The Phil the Fire restaurants failed. Soon after, Wright was convicted of investment fraud. He killed himself while incarcerated.
Davis says he walked away with several lessons that he’s using this time around with iCubed International.
“You have to understand that a con man is only as good as you are greedy,” Davis says. “Everyone has a level of greed in them.”
In his case, Davis says, it wasn’t financial greed that drove him but a desire to rush the process. He prefers to move slowly now, growing iWave Cube over the next five years. After that, he’d like to rebuild Phil the Fire, he says.
Steve Simon, the president of Chicago-based public relations firm SS|PR, has worked to promote Davis’ deodorant as well as the iWave Cube.
“I represent 150 accounts, and I have never seen a guy like Phil,” he says. “I don’t think he sleeps. He is a great salesman; he has a way of finding funding. I think he might be on the money with this one.”

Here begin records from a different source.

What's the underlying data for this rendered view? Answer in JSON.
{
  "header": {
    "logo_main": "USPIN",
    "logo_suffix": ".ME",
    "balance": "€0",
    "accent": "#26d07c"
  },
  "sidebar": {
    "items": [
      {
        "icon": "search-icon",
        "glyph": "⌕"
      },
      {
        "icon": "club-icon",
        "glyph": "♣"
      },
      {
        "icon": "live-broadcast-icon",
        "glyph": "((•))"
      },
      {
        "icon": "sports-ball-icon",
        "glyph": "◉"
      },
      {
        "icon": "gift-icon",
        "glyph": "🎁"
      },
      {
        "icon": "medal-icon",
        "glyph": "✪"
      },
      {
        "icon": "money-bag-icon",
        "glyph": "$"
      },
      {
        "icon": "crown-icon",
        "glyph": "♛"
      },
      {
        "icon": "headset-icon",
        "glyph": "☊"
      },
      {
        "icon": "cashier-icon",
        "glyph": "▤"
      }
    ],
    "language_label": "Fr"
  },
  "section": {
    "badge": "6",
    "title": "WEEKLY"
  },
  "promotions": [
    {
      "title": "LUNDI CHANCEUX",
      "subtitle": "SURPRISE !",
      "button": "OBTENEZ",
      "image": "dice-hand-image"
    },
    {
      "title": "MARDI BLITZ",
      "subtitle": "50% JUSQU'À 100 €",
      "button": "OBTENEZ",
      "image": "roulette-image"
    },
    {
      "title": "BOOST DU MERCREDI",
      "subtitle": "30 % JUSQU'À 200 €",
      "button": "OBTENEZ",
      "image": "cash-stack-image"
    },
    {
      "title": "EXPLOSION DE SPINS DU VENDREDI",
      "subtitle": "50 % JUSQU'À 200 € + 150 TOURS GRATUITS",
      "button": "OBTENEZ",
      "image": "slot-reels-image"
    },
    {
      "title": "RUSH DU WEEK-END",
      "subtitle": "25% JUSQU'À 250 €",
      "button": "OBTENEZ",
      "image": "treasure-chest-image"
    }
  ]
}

Catching the iWave So far this year, Davis relaunched the Web site, and sales are slowly growing.
BJ’s picked up a test order of iWave Cubes in July. If they sell, the wholesale club has committed to order more for the holiday season. Davis expects iCube to be profitable by 2010 and to gain popularity globally as Europeans buy smaller, more efficient appliances for their homes, he says.
“While the sales have not been blockbuster, they’ve been steady,” Davis says. “And more importantly, people are starting to realize that if it makes sense to move from a McMansion to a much smaller home, you might not need the large appliances like you once had.”
Davis’ next order of business is the iFridgeCube and an iToastCube, both of which are in development with SmartShape. They could be out as early as this year, and he continues to raise capital.
Boake Sells is a believer in Davis. “The fact that he has taken the microwave this far is just like discovering electricity,” Sells says. “He was able to create it out of thin air. He had no support system; he had no money. He just had the entrepreneurial drive to get it done no matter what. He could take a shoestring and dirt and make it into something.”